Statewide in all levels of governments, he estimated more than 200,000 workers will see an effect from the end of the agency fee system.

“It’s important that local governments comply immediately because they’re risking litigation every day they wait," Girardin said of the Supreme Court’s demand that the agency shop fees are halted.

State eliminates agency fees

The financial effects on unions are already starting. Freeman, from the Comptroller’s Office, said the 31,000 workers seeing an end to their agency fee payments is out of a state workforce of 255,000 people. That total number, though, includes people not in unions and who did not already have agency fees deducted, such as political appointees, thousands of people employed by the Legislature and others. It also does not include state authorities – such as the Thruway Authority or Power Authority, whose payrolls are not processed by DiNapoli’s office.

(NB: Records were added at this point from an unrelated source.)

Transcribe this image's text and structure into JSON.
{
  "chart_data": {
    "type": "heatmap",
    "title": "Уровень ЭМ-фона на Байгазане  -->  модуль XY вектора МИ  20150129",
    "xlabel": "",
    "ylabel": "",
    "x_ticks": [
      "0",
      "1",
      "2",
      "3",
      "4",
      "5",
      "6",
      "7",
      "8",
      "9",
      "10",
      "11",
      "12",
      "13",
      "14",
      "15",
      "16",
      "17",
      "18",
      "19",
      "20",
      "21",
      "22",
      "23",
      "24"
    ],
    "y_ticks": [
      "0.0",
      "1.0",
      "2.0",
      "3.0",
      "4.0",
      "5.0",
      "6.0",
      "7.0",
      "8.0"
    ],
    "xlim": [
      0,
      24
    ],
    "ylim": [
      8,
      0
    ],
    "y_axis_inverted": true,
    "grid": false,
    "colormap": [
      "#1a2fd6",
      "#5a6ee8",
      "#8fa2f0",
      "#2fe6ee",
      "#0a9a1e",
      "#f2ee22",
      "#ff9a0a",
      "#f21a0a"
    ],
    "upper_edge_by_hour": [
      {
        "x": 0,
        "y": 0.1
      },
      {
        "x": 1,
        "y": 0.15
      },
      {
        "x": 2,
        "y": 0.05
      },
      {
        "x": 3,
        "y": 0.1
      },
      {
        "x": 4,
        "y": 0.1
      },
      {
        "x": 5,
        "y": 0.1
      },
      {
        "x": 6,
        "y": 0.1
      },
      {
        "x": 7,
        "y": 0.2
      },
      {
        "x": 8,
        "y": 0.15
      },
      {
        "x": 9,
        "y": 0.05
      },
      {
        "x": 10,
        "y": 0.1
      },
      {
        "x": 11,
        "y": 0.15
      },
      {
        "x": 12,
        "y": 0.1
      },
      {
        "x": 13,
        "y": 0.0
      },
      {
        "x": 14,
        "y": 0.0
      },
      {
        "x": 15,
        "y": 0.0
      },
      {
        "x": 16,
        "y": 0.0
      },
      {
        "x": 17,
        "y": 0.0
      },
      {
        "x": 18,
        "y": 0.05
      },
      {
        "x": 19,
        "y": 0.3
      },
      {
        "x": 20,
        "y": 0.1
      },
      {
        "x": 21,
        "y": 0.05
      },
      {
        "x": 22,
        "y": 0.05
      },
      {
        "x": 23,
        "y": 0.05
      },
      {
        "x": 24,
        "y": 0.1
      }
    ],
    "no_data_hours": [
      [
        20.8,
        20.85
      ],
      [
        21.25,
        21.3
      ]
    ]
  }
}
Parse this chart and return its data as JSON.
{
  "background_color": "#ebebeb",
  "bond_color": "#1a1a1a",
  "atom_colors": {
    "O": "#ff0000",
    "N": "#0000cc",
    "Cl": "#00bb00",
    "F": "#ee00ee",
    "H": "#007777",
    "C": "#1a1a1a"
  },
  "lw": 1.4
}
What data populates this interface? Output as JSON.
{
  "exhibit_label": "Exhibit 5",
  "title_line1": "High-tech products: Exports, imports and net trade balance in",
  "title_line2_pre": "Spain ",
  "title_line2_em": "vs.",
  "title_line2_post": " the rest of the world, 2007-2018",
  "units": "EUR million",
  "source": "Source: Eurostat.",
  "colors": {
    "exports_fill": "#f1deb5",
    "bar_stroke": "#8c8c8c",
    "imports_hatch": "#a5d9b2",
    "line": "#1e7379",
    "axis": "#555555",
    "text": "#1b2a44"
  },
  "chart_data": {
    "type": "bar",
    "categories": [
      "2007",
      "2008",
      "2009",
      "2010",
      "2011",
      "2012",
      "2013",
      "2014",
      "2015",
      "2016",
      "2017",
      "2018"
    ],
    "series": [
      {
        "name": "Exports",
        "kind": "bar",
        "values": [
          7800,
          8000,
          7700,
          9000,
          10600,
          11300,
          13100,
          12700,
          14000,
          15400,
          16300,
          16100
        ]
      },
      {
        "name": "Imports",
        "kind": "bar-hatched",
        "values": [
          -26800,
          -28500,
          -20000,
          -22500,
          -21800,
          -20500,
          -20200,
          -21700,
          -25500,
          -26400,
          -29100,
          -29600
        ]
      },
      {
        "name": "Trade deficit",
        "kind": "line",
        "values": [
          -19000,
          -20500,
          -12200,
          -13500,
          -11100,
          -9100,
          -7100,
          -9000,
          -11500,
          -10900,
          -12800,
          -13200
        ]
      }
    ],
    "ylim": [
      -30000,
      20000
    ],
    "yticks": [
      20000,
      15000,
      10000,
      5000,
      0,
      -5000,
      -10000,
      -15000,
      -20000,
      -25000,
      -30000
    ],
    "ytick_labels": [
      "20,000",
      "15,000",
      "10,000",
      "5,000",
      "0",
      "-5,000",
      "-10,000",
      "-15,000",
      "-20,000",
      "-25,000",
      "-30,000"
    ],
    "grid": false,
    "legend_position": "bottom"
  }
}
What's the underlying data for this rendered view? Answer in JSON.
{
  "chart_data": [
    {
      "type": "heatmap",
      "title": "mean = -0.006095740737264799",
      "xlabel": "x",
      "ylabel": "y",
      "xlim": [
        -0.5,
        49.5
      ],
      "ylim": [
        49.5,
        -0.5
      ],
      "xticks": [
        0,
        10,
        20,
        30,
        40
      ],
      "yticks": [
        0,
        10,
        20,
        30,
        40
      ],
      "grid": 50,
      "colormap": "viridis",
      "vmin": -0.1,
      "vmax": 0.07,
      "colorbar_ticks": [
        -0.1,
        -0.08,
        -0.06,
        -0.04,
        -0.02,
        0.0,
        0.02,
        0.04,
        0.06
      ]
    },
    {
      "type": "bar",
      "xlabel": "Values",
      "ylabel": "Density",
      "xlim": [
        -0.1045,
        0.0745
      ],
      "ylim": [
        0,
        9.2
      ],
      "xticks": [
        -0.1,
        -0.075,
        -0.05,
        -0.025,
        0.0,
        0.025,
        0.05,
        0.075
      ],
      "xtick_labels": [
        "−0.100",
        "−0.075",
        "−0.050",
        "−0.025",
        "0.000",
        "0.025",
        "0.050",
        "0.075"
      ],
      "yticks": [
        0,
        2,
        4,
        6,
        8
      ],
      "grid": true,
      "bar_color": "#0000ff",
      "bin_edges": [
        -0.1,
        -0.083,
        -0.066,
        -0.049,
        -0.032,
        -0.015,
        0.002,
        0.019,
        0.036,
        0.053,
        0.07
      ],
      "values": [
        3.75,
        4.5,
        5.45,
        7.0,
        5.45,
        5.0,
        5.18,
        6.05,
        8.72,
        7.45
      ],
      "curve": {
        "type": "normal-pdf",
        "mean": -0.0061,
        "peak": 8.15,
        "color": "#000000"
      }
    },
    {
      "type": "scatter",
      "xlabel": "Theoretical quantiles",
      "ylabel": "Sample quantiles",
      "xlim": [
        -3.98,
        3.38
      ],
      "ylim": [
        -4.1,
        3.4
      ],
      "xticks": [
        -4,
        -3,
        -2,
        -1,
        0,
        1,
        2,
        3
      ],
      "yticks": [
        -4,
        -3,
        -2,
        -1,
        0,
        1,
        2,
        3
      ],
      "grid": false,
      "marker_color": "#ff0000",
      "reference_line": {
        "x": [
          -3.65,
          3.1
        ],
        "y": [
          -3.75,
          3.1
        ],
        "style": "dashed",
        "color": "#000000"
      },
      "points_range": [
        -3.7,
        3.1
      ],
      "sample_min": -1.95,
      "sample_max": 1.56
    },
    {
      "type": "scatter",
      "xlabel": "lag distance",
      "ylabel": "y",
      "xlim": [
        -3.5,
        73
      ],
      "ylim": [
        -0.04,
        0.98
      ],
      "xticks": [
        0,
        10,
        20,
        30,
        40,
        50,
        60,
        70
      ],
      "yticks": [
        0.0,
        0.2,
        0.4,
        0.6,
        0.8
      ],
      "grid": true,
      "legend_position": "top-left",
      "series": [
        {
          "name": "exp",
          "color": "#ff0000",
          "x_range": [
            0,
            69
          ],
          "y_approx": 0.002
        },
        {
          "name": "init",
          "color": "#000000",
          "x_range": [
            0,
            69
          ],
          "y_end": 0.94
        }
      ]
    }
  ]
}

The union losing the most state workers paying agency fees: the Professional Staff Congress, which represents faculty and others at the City University of New York. In all, 9,852 workers whose agency fees were going to that union will see those fees end this week or next, according to the state Comptroller’s Office. Number two on the list: CSEA, which is seeing halted agency shop fees from 6,311 state workers.

Mario Cilento, president of the state AFL-CIO, said in an email response Tuesday that the Janus decision was well-anticipated. “We are well prepared,’’ Cilento said.

Cilento said unions have bolstered one-on-one communications with members. “What we have going for us is that our members recognize that union members make, on average, $11,000 more a year than their nonunion counterparts and that they are far more likely to have job-provided health insurance and a guaranteed pension,’’ he said.

Cilento said union members in New York see the Janus ruling as “an attack on working people” and, moreover, that 75,000 union members were added in New York State last year.

“As far as the impact on any loss of revenues, a ‘blip’ is expected, but I can assure you our affiliates have prepared for that and in the end we will continue to organize working people across this state and country," Cilento said.